The Red Planet has always had mysteries occurring on the Martian surface, with NASA's Curiosity Rover on its Mars mission there have also been some surprising discoveries. With all these years of incredible surprises, the weather on Mars is still mysterious and it recently experienced massive dust storms that expanded to sizes larger than the United States.

Scientists were surprised to witness a second dust storm blooming just two weeks after another one in the same storm track. But this time is was not the Curiosity Rover that captured these storms. Instead, it was NASA's Mars Reconnaissance Orbiter. It clearly showed that both storms generated in the Acidalia area of the Northern Hills as per Space.

Moving from the North of the planet to the Southern Hemisphere, it expanded is sizes bigger that the United States. Scientists are trying to study the weather patterns of Mars, and by far they have noticed that global dust storms occur during spring and summer in the southern hemisphere.

The solution to these massive dust storms is because Mars is closest to the sun at this time, thus the heating is at a maximum to generate winds. Scientists have observed that only small dust particles are lifted high in the atmosphere, but sometimes larger bits of dust move along the surface.

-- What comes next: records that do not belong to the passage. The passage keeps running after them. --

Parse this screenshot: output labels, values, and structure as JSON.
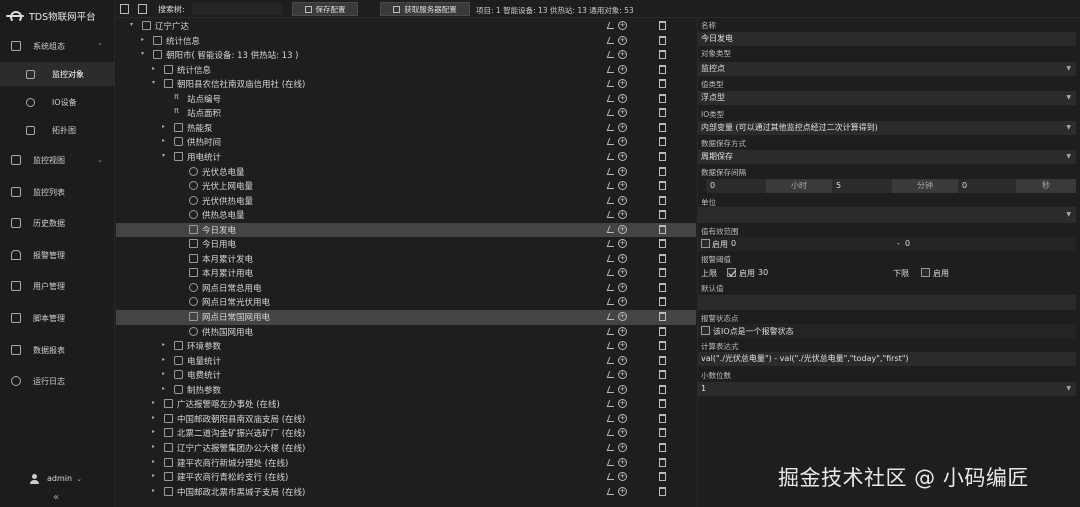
{
  "app": {
    "title": "TDS物联网平台"
  },
  "sidebar": {
    "items": [
      {
        "label": "系统组态",
        "icon": "network-icon",
        "expanded": true
      },
      {
        "label": "监控对象",
        "icon": "edit-box-icon",
        "sub": true,
        "active": true
      },
      {
        "label": "IO设备",
        "icon": "device-icon",
        "sub": true
      },
      {
        "label": "拓扑图",
        "icon": "topology-icon",
        "sub": true
      },
      {
        "label": "监控视图",
        "icon": "monitor-icon",
        "expandable": true
      },
      {
        "label": "监控列表",
        "icon": "list-icon"
      },
      {
        "label": "历史数据",
        "icon": "chart-line-icon"
      },
      {
        "label": "报警管理",
        "icon": "bell-icon"
      },
      {
        "label": "用户管理",
        "icon": "users-icon"
      },
      {
        "label": "脚本管理",
        "icon": "script-icon"
      },
      {
        "label": "数据报表",
        "icon": "book-icon"
      },
      {
        "label": "运行日志",
        "icon": "log-icon"
      }
    ],
    "user": "admin",
    "collapse_symbol": "«"
  },
  "toolbar": {
    "search_label": "搜索树:",
    "search_value": "",
    "save_config": "保存配置",
    "fetch_server_config": "获取服务器配置",
    "stats": "项目: 1    智能设备: 13    供热站: 13    通用对象: 53"
  },
  "tree": [
    {
      "d": 0,
      "arrow": "▾",
      "icon": "building",
      "text": "辽宁广达"
    },
    {
      "d": 1,
      "arrow": "▸",
      "icon": "grid",
      "text": "统计信息"
    },
    {
      "d": 1,
      "arrow": "▾",
      "icon": "building",
      "text": "朝阳市( 智能设备: 13   供热站: 13   )"
    },
    {
      "d": 2,
      "arrow": "▸",
      "icon": "grid",
      "text": "统计信息"
    },
    {
      "d": 2,
      "arrow": "▾",
      "icon": "grid",
      "text": "朝阳县农信社南双庙信用社 (在线)"
    },
    {
      "d": 3,
      "arrow": "",
      "icon": "pi",
      "text": "站点编号"
    },
    {
      "d": 3,
      "arrow": "",
      "icon": "pi",
      "text": "站点面积"
    },
    {
      "d": 3,
      "arrow": "▸",
      "icon": "grid",
      "text": "热能泵"
    },
    {
      "d": 3,
      "arrow": "▸",
      "icon": "cube",
      "text": "供热时间"
    },
    {
      "d": 3,
      "arrow": "▾",
      "icon": "grid",
      "text": "用电统计"
    },
    {
      "d": 4,
      "arrow": "",
      "icon": "gauge",
      "text": "光伏总电量"
    },
    {
      "d": 4,
      "arrow": "",
      "icon": "gauge",
      "text": "光伏上网电量"
    },
    {
      "d": 4,
      "arrow": "",
      "icon": "gauge",
      "text": "光伏供热电量"
    },
    {
      "d": 4,
      "arrow": "",
      "icon": "gauge",
      "text": "供热总电量"
    },
    {
      "d": 4,
      "arrow": "",
      "icon": "calc",
      "text": "今日发电",
      "selected": true
    },
    {
      "d": 4,
      "arrow": "",
      "icon": "calc",
      "text": "今日用电"
    },
    {
      "d": 4,
      "arrow": "",
      "icon": "calc",
      "text": "本月累计发电"
    },
    {
      "d": 4,
      "arrow": "",
      "icon": "calc",
      "text": "本月累计用电"
    },
    {
      "d": 4,
      "arrow": "",
      "icon": "gauge",
      "text": "网点日常总用电"
    },
    {
      "d": 4,
      "arrow": "",
      "icon": "gauge",
      "text": "网点日常光伏用电"
    },
    {
      "d": 4,
      "arrow": "",
      "icon": "calc",
      "text": "网点日常国网用电",
      "hover": true
    },
    {
      "d": 4,
      "arrow": "",
      "icon": "gauge",
      "text": "供热国网用电"
    },
    {
      "d": 3,
      "arrow": "▸",
      "icon": "grid",
      "text": "环境参数"
    },
    {
      "d": 3,
      "arrow": "▸",
      "icon": "cube",
      "text": "电量统计"
    },
    {
      "d": 3,
      "arrow": "▸",
      "icon": "cube",
      "text": "电费统计"
    },
    {
      "d": 3,
      "arrow": "▸",
      "icon": "cube",
      "text": "制热参数"
    },
    {
      "d": 2,
      "arrow": "▸",
      "icon": "grid",
      "text": "广达报警喀左办事处 (在线)"
    },
    {
      "d": 2,
      "arrow": "▸",
      "icon": "grid",
      "text": "中国邮政朝阳县南双庙支局 (在线)"
    },
    {
      "d": 2,
      "arrow": "▸",
      "icon": "grid",
      "text": "北票二道沟金矿振兴选矿厂 (在线)"
    },
    {
      "d": 2,
      "arrow": "▸",
      "icon": "grid",
      "text": "辽宁广达报警集团办公大楼 (在线)"
    },
    {
      "d": 2,
      "arrow": "▸",
      "icon": "grid",
      "text": "建平农商行新城分理处 (在线)"
    },
    {
      "d": 2,
      "arrow": "▸",
      "icon": "grid",
      "text": "建平农商行青松岭支行 (在线)"
    },
    {
      "d": 2,
      "arrow": "▸",
      "icon": "grid",
      "text": "中国邮政北票市黑城子支局 (在线)"
    }
  ],
  "panel": {
    "name_label": "名称",
    "name_value": "今日发电",
    "obj_type_label": "对象类型",
    "obj_type_value": "监控点",
    "value_type_label": "值类型",
    "value_type_value": "浮点型",
    "io_type_label": "IO类型",
    "io_type_value": "内部变量 (可以通过其他监控点经过二次计算得到)",
    "save_mode_label": "数据保存方式",
    "save_mode_value": "周期保存",
    "save_interval_label": "数据保存间隔",
    "interval_hours": "0",
    "interval_hours_unit": "小时",
    "interval_minutes": "5",
    "interval_minutes_unit": "分钟",
    "interval_seconds": "0",
    "interval_seconds_unit": "秒",
    "unit_label": "单位",
    "unit_value": "",
    "valid_range_label": "值有效范围",
    "valid_enable": "启用",
    "valid_min": "0",
    "valid_sep": "-",
    "valid_max": "0",
    "alarm_threshold_label": "报警阈值",
    "alarm_upper_label": "上限",
    "alarm_upper_enable": "启用",
    "alarm_upper_value": "30",
    "alarm_lower_label": "下限",
    "alarm_lower_enable": "启用",
    "default_label": "默认值",
    "default_value": "",
    "alarm_state_label": "报警状态点",
    "alarm_state_text": "该IO点是一个报警状态",
    "expr_label": "计算表达式",
    "expr_value": "val(\"./光伏总电量\") - val(\"./光伏总电量\",\"today\",\"first\")",
    "decimals_label": "小数位数",
    "decimals_value": "1"
  },
  "watermark": "掘金技术社区 @ 小码编匠"
}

There have been many local dust storms out of, which a few becomes regional and the fewer where enough dust goes up into the atmosphere to become global. NASA has experienced various dust storms ever since they started observing Mars. In 1971, a huge dust storm was witnessed and scientists saw the peaks of volcanoes peeking above the clouds.

The last global dust storm was in 2017, it turns out that the Martian dust dominates the lower atmosphere. This dust could have arrived from sources like the planet's moons Phobos and Deimos. Scientists are on to work further in order to understand the mysterious weather on Mars.